Bill still doesn’t know whether he will ever develop ALS. The average age of onset is 40 to 60, but many people don’t show symptoms until well into their 70s. Without long-term-care insurance, Bill might not be able to afford full-time nursing care if he someday needs it. People who do develop ALS become unable to walk or talk or chew as the disease progresses. “Moving people to the bathroom, changing the sheets, changing the bedpans,” Bill said—“I dread the thought of burdening my wife with all of those things.”

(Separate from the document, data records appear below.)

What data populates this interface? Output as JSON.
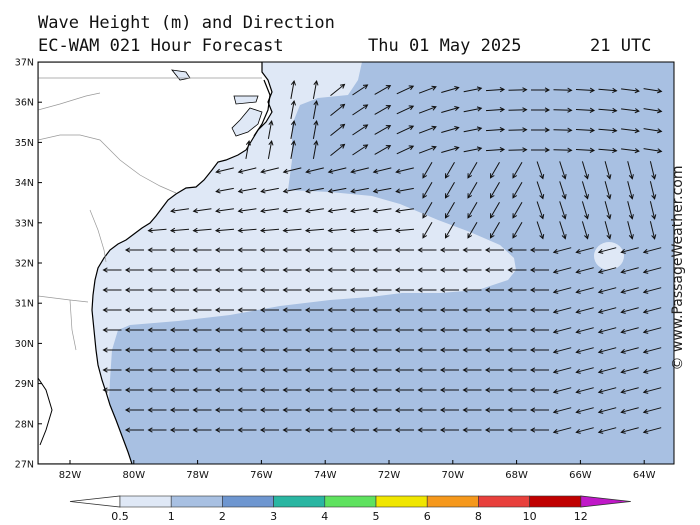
{
  "header": {
    "title": "Wave Height (m) and Direction",
    "model": "EC-WAM 021 Hour Forecast",
    "date": "Thu 01 May 2025",
    "time": "21 UTC"
  },
  "watermark": "© www.PassageWeather.com",
  "map": {
    "lat_labels": [
      "37N",
      "36N",
      "35N",
      "34N",
      "33N",
      "32N",
      "31N",
      "30N",
      "29N",
      "28N",
      "27N"
    ],
    "lon_labels": [
      "82W",
      "80W",
      "78W",
      "76W",
      "74W",
      "72W",
      "70W",
      "68W",
      "66W",
      "64W"
    ]
  },
  "legend": {
    "values": [
      "0.5",
      "1",
      "2",
      "3",
      "4",
      "5",
      "6",
      "8",
      "10",
      "12"
    ],
    "colors": [
      "#ffffff",
      "#dfe8f6",
      "#a8c0e2",
      "#6e96d0",
      "#2ab6a2",
      "#5fe25f",
      "#f0e600",
      "#f5981c",
      "#e8403c",
      "#c00000",
      "#c018c8"
    ]
  },
  "colors": {
    "land": "#ffffff",
    "sea_low": "#dfe8f6",
    "sea_mid": "#a8c0e2",
    "arrow": "#111111"
  }
}
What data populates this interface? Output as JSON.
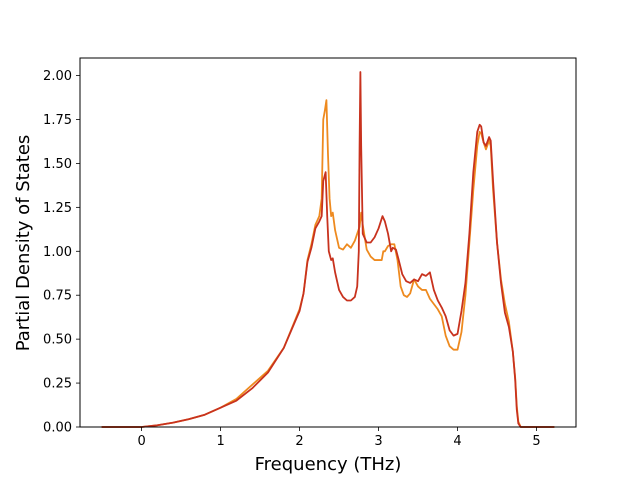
{
  "chart_data": {
    "type": "line",
    "title": "",
    "xlabel": "Frequency (THz)",
    "ylabel": "Partial Density of States",
    "xlim": [
      -0.78,
      5.5
    ],
    "ylim": [
      0,
      2.1
    ],
    "grid": false,
    "x_ticks": [
      0,
      1,
      2,
      3,
      4,
      5
    ],
    "x_tick_labels": [
      "0",
      "1",
      "2",
      "3",
      "4",
      "5"
    ],
    "y_ticks": [
      0,
      0.25,
      0.5,
      0.75,
      1.0,
      1.25,
      1.5,
      1.75,
      2.0
    ],
    "y_tick_labels": [
      "0.00",
      "0.25",
      "0.50",
      "0.75",
      "1.00",
      "1.25",
      "1.50",
      "1.75",
      "2.00"
    ],
    "series": [
      {
        "color": "#ee8a1f",
        "points": [
          [
            -0.5,
            0
          ],
          [
            0,
            0
          ],
          [
            0.2,
            0.01
          ],
          [
            0.4,
            0.025
          ],
          [
            0.6,
            0.045
          ],
          [
            0.8,
            0.07
          ],
          [
            1.0,
            0.11
          ],
          [
            1.2,
            0.16
          ],
          [
            1.4,
            0.24
          ],
          [
            1.6,
            0.32
          ],
          [
            1.8,
            0.45
          ],
          [
            2.0,
            0.67
          ],
          [
            2.05,
            0.76
          ],
          [
            2.1,
            0.95
          ],
          [
            2.15,
            1.04
          ],
          [
            2.2,
            1.15
          ],
          [
            2.25,
            1.2
          ],
          [
            2.28,
            1.3
          ],
          [
            2.3,
            1.75
          ],
          [
            2.32,
            1.8
          ],
          [
            2.34,
            1.86
          ],
          [
            2.36,
            1.55
          ],
          [
            2.38,
            1.3
          ],
          [
            2.4,
            1.2
          ],
          [
            2.42,
            1.22
          ],
          [
            2.45,
            1.12
          ],
          [
            2.5,
            1.02
          ],
          [
            2.55,
            1.01
          ],
          [
            2.6,
            1.04
          ],
          [
            2.65,
            1.02
          ],
          [
            2.7,
            1.06
          ],
          [
            2.73,
            1.1
          ],
          [
            2.76,
            1.14
          ],
          [
            2.78,
            1.22
          ],
          [
            2.8,
            1.15
          ],
          [
            2.85,
            1.01
          ],
          [
            2.9,
            0.97
          ],
          [
            2.95,
            0.95
          ],
          [
            3.0,
            0.95
          ],
          [
            3.04,
            0.95
          ],
          [
            3.06,
            1.0
          ],
          [
            3.08,
            1.0
          ],
          [
            3.12,
            1.03
          ],
          [
            3.16,
            1.04
          ],
          [
            3.2,
            1.04
          ],
          [
            3.24,
            0.95
          ],
          [
            3.28,
            0.8
          ],
          [
            3.32,
            0.75
          ],
          [
            3.36,
            0.74
          ],
          [
            3.4,
            0.76
          ],
          [
            3.45,
            0.84
          ],
          [
            3.5,
            0.8
          ],
          [
            3.55,
            0.78
          ],
          [
            3.6,
            0.78
          ],
          [
            3.65,
            0.73
          ],
          [
            3.7,
            0.7
          ],
          [
            3.75,
            0.67
          ],
          [
            3.8,
            0.63
          ],
          [
            3.85,
            0.52
          ],
          [
            3.9,
            0.46
          ],
          [
            3.95,
            0.44
          ],
          [
            4.0,
            0.44
          ],
          [
            4.05,
            0.54
          ],
          [
            4.1,
            0.75
          ],
          [
            4.15,
            1.05
          ],
          [
            4.2,
            1.35
          ],
          [
            4.25,
            1.6
          ],
          [
            4.28,
            1.68
          ],
          [
            4.3,
            1.67
          ],
          [
            4.33,
            1.62
          ],
          [
            4.36,
            1.58
          ],
          [
            4.4,
            1.63
          ],
          [
            4.42,
            1.6
          ],
          [
            4.45,
            1.35
          ],
          [
            4.5,
            1.05
          ],
          [
            4.55,
            0.84
          ],
          [
            4.6,
            0.7
          ],
          [
            4.65,
            0.6
          ],
          [
            4.7,
            0.43
          ],
          [
            4.73,
            0.28
          ],
          [
            4.75,
            0.12
          ],
          [
            4.77,
            0.03
          ],
          [
            4.8,
            0
          ],
          [
            5.0,
            0
          ],
          [
            5.22,
            0
          ]
        ]
      },
      {
        "color": "#c8321e",
        "points": [
          [
            -0.5,
            0
          ],
          [
            0,
            0
          ],
          [
            0.2,
            0.01
          ],
          [
            0.4,
            0.025
          ],
          [
            0.6,
            0.045
          ],
          [
            0.8,
            0.07
          ],
          [
            1.0,
            0.11
          ],
          [
            1.2,
            0.15
          ],
          [
            1.4,
            0.22
          ],
          [
            1.6,
            0.31
          ],
          [
            1.8,
            0.45
          ],
          [
            2.0,
            0.66
          ],
          [
            2.05,
            0.76
          ],
          [
            2.1,
            0.94
          ],
          [
            2.15,
            1.02
          ],
          [
            2.2,
            1.13
          ],
          [
            2.25,
            1.17
          ],
          [
            2.28,
            1.2
          ],
          [
            2.3,
            1.4
          ],
          [
            2.33,
            1.45
          ],
          [
            2.35,
            1.2
          ],
          [
            2.37,
            1.0
          ],
          [
            2.4,
            0.95
          ],
          [
            2.42,
            0.96
          ],
          [
            2.45,
            0.88
          ],
          [
            2.5,
            0.78
          ],
          [
            2.55,
            0.74
          ],
          [
            2.6,
            0.72
          ],
          [
            2.65,
            0.72
          ],
          [
            2.7,
            0.74
          ],
          [
            2.73,
            0.8
          ],
          [
            2.75,
            1.0
          ],
          [
            2.76,
            1.6
          ],
          [
            2.77,
            2.02
          ],
          [
            2.78,
            1.6
          ],
          [
            2.8,
            1.1
          ],
          [
            2.85,
            1.05
          ],
          [
            2.9,
            1.05
          ],
          [
            2.95,
            1.08
          ],
          [
            3.0,
            1.13
          ],
          [
            3.05,
            1.2
          ],
          [
            3.08,
            1.17
          ],
          [
            3.12,
            1.1
          ],
          [
            3.16,
            1.0
          ],
          [
            3.18,
            1.02
          ],
          [
            3.22,
            1.01
          ],
          [
            3.25,
            0.96
          ],
          [
            3.3,
            0.87
          ],
          [
            3.35,
            0.83
          ],
          [
            3.4,
            0.82
          ],
          [
            3.45,
            0.84
          ],
          [
            3.5,
            0.83
          ],
          [
            3.55,
            0.87
          ],
          [
            3.6,
            0.86
          ],
          [
            3.65,
            0.88
          ],
          [
            3.7,
            0.78
          ],
          [
            3.75,
            0.72
          ],
          [
            3.8,
            0.68
          ],
          [
            3.85,
            0.63
          ],
          [
            3.9,
            0.55
          ],
          [
            3.95,
            0.52
          ],
          [
            4.0,
            0.53
          ],
          [
            4.05,
            0.66
          ],
          [
            4.1,
            0.82
          ],
          [
            4.15,
            1.1
          ],
          [
            4.2,
            1.45
          ],
          [
            4.25,
            1.68
          ],
          [
            4.28,
            1.72
          ],
          [
            4.3,
            1.71
          ],
          [
            4.33,
            1.62
          ],
          [
            4.36,
            1.6
          ],
          [
            4.4,
            1.65
          ],
          [
            4.42,
            1.63
          ],
          [
            4.45,
            1.4
          ],
          [
            4.5,
            1.05
          ],
          [
            4.55,
            0.82
          ],
          [
            4.6,
            0.65
          ],
          [
            4.65,
            0.57
          ],
          [
            4.7,
            0.43
          ],
          [
            4.73,
            0.27
          ],
          [
            4.75,
            0.1
          ],
          [
            4.77,
            0.02
          ],
          [
            4.8,
            0
          ],
          [
            5.0,
            0
          ],
          [
            5.22,
            0
          ]
        ]
      }
    ]
  }
}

Cases like Bill’s could soon become more common. Because scientists’ understanding of the human genome is still evolving, no one can predict all of the potential consequences of decoding it. As more information is mined from the genome, interest in its secrets is sure to grow beyond risk-averse insurers. If consumer-facing DNA-testing companies such as 23andMe change their long-standing privacy policies, go bankrupt, or are sold to unscrupulous buyers, more companies could have access to individuals’ genetic risk profiles too. (23andMe told me that it does not share customer data with insurance companies and its CEO has said she is not currently open to third-party acquisition offers.) Papageorge told me he could imagine, say, scammers targeting people at risk for Alzheimer’s, just as they often target older people who may fall for a ploy out of confusion. All of us have glitches somewhere in our genome—the question is who will take advantage of that information.